The main problem with setting up a configuration is that your often working in the dark. The information you have is often inadequate /useless or just a finger in the air job. This is not necessary the fault of the analyst/ programmers/designers but the fact the base information we need to work with is not known or just guesses. Once live it's much easier but it maybe too late.

I'm therefore trying to come up with a simple scalable configuration that allows managers to sleep easily in there beds. I just have this uneasy feeling about the redo logs. I don't know at what point they will become a problem and if they do I don't know how to scale them. The rollbacks segments may also give me a problem. i.e. Should they go on the same stripped devices as the datafiles or should they have there own device. Should this device be stripped to match the datafiles? Is a stripped rollback segment any use?

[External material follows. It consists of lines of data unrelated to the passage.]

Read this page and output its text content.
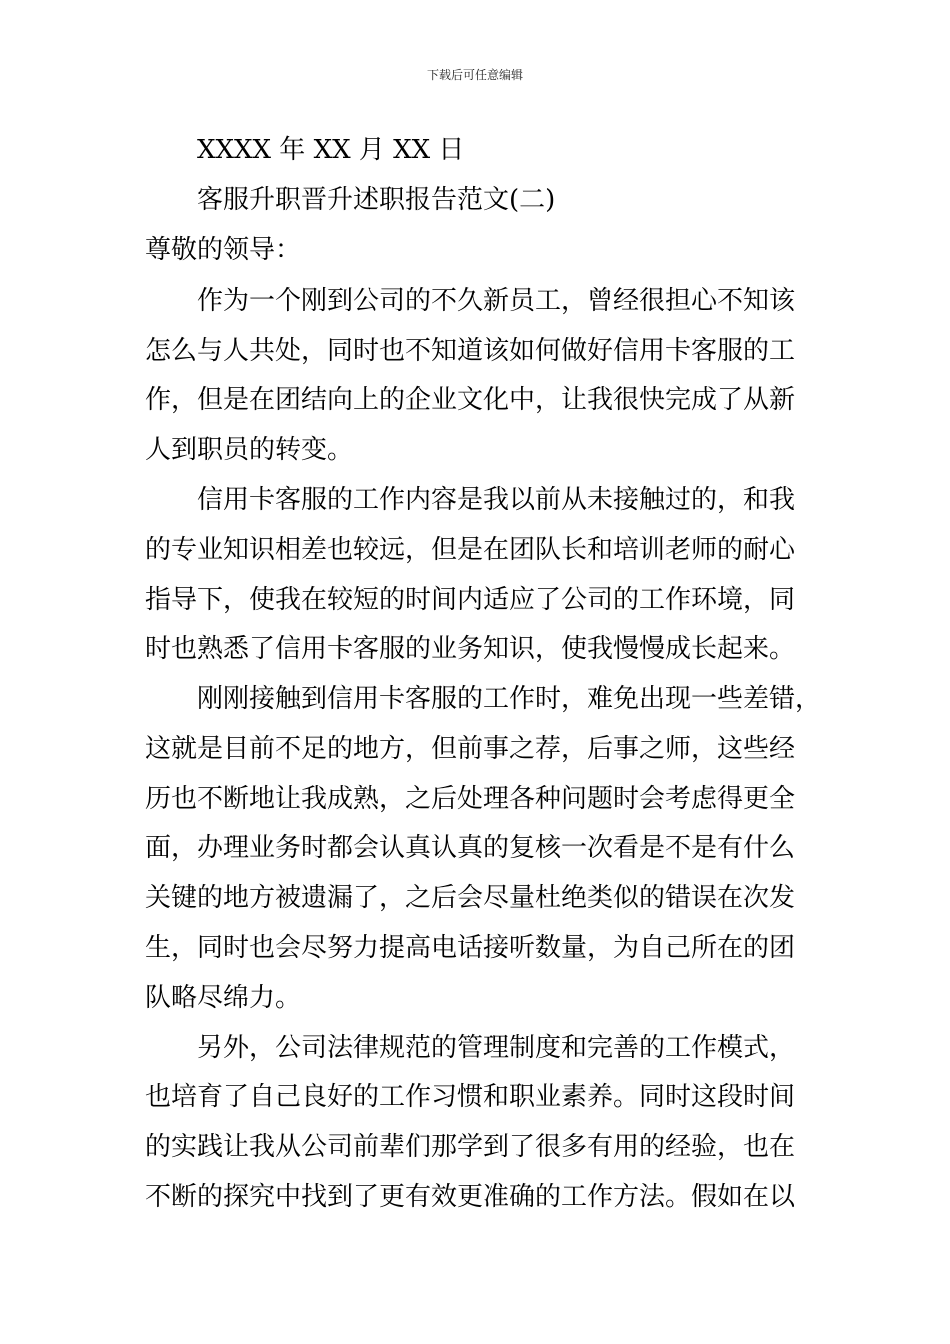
下载后可任意编辑
XXXX 年 XX 月 XX 日
客服升职晋升述职报告范文(二)
尊敬的领导：
作为一个刚到公司的不久新员工，曾经很担心不知该
怎么与人共处，同时也不知道该如何做好信用卡客服的工
作，但是在团结向上的企业文化中，让我很快完成了从新
人到职员的转变。
信用卡客服的工作内容是我以前从未接触过的，和我
的专业知识相差也较远，但是在团队长和培训老师的耐心
指导下，使我在较短的时间内适应了公司的工作环境，同
时也熟悉了信用卡客服的业务知识，使我慢慢成长起来。
刚刚接触到信用卡客服的工作时，难免出现一些差错，
这就是目前不足的地方，但前事之荐，后事之师，这些经
历也不断地让我成熟，之后处理各种问题时会考虑得更全
面，办理业务时都会认真认真的复核一次看是不是有什么
关键的地方被遗漏了，之后会尽量杜绝类似的错误在次发
生，同时也会尽努力提高电话接听数量，为自己所在的团
队略尽绵力。
另外，公司法律规范的管理制度和完善的工作模式，
也培育了自己良好的工作习惯和职业素养。同时这段时间
的实践让我从公司前辈们那学到了很多有用的经验，也在
不断的探究中找到了更有效更准确的工作方法。假如在以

"Michael E. Austin" wrote:

> Can you be more specific about the paltform you are using.
> What type/how many disk controllers and number of spindles.

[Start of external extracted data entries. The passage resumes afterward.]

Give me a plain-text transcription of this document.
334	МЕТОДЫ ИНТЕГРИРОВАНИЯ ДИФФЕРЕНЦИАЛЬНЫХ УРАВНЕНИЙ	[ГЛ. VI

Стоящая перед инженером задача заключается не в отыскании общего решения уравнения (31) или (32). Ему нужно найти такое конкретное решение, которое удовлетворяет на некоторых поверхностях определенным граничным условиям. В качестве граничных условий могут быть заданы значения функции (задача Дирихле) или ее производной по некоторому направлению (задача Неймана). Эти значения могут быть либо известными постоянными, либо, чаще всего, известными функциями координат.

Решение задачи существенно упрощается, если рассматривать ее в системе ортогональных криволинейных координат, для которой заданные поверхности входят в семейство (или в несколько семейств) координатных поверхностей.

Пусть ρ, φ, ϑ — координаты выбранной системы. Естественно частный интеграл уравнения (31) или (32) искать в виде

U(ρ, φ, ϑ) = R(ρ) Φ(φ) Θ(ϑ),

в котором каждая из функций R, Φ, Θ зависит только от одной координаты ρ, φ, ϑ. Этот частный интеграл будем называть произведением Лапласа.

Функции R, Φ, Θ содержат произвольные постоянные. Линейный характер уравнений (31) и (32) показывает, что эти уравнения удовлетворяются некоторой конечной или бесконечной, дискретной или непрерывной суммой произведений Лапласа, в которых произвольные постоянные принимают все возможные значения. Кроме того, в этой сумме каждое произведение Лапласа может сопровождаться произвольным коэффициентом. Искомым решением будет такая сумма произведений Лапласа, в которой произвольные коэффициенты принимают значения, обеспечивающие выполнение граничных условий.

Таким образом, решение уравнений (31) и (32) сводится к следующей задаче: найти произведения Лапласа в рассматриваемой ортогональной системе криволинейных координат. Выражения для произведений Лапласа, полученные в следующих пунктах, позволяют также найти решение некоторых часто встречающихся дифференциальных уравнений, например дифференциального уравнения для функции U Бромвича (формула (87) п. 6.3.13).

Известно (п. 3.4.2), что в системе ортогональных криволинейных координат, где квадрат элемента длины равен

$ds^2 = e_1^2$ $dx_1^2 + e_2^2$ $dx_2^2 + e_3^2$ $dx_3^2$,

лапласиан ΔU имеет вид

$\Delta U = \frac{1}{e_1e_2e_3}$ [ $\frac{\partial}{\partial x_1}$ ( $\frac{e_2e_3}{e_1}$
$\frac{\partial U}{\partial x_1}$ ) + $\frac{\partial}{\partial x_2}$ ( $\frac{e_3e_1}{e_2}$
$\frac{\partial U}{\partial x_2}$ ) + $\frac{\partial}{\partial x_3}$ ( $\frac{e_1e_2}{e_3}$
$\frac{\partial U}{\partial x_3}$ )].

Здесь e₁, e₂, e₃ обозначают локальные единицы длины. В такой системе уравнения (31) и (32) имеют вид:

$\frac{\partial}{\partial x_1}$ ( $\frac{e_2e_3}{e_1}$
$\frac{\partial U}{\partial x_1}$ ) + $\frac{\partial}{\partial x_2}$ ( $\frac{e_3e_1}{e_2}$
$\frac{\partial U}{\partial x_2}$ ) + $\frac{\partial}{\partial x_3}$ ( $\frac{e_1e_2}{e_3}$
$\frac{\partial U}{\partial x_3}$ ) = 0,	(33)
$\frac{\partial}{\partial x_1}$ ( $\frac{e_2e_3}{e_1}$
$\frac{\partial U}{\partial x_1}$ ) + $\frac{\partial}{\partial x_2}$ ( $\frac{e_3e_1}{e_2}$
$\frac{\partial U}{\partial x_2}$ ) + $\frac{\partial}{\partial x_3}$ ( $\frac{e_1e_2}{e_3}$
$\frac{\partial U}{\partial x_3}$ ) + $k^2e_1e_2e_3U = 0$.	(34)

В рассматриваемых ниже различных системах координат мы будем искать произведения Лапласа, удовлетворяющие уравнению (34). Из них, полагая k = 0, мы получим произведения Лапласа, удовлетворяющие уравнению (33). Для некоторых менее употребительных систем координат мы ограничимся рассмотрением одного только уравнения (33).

> How about looking at the parameters that are specific to REDO log files,
> what kind of stats are you seeing that points you to a problem with
> REDO?
>
> Michael Austin
> Michael Austin, Inc.
> An Independent Database Consultant.
> austin_at_inmind.com
>
> Mike Burden wrote:
> >
> > If one is trying to get oracle to perform at its best where should redo
> > logs, rollback segments and datafiles be allocated to.
> >
> > For example assume it is critical that a mass load must completed within
> > a given time frame.
> >
> > The box has multiple processors (to take advantage of parallelism) and
> > uses stripping to get flat out performance for the datafiles. But my
> > question is: won't this just shift the bottle next to the redo logs
> > (probably not the rollback segments). If the redo logs have twice the
> > amount of data being written to them (i.e. datafiles and rollback
> > segments) then on a sequential load this will surely be the bottle neck.

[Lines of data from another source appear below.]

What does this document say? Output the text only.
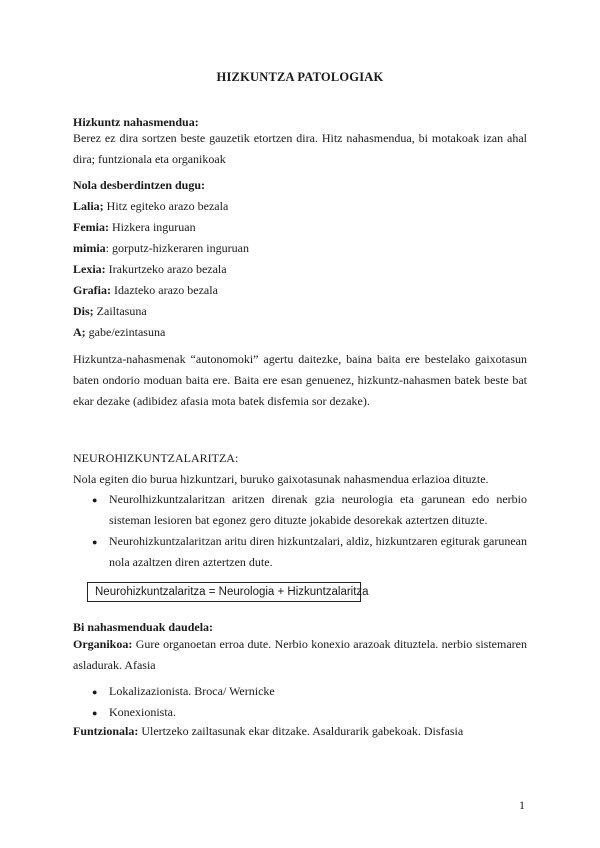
HIZKUNTZA PATOLOGIAK
Hizkuntz nahasmendua:
Berez ez dira sortzen beste gauzetik etortzen dira. Hitz nahasmendua, bi motakoak izan ahal dira; funtzionala eta organikoak
Nola desberdintzen dugu:
Lalia; Hitz egiteko arazo bezala
Femia: Hizkera inguruan
mimia: gorputz-hizkeraren inguruan
Lexia: Irakurtzeko arazo bezala
Grafia: Idazteko arazo bezala
Dis; Zailtasuna
A; gabe/ezintasuna
Hizkuntza-nahasmenak “autonomoki” agertu daitezke, baina baita ere bestelako gaixotasun baten ondorio moduan baita ere. Baita ere esan genuenez, hizkuntz-nahasmen batek beste bat ekar dezake (adibidez afasia mota batek disfemia sor dezake).
NEUROHIZKUNTZALARITZA:
Nola egiten dio burua hizkuntzari, buruko gaixotasunak nahasmendua erlazioa dituzte.
● Neurolhizkuntzalaritzan aritzen direnak gzia neurologia eta garunean edo nerbio sisteman lesioren bat egonez gero dituzte jokabide desorekak aztertzen dituzte.
● Neurohizkuntzalaritzan aritu diren hizkuntzalari, aldiz, hizkuntzaren egiturak garunean nola azaltzen diren aztertzen dute.
Neurohizkuntzalaritza = Neurologia + Hizkuntzalaritza
Bi nahasmenduak daudela:
Organikoa: Gure organoetan erroa dute. Nerbio konexio arazoak dituztela. nerbio sistemaren asladurak. Afasia
● Lokalizazionista. Broca/ Wernicke
● Konexionista.
Funtzionala: Ulertzeko zailtasunak ekar ditzake. Asaldurarik gabekoak. Disfasia
1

> > Writing to the redo logs can't be done in parallel, can it? Putting the
> > redo log files on to a stripped disk may help assuming archiving is
> > switch on (hmmm...I'll think about that one).
> >
> > Could be really radical and backup the database first then assign the
> > redo logs (and rollback segments) to a null device. If oracle reads from
> > these files then a RAM drive is an alternative.
> >
> > The same applies to random updates but in this case the datafile
> > processing is slowed down somewhat because of reads, index access etc.
> >
> > Are there recommendations which state how fast redo logs disks or
> > rollback disk should perform when compared to the datafile disks.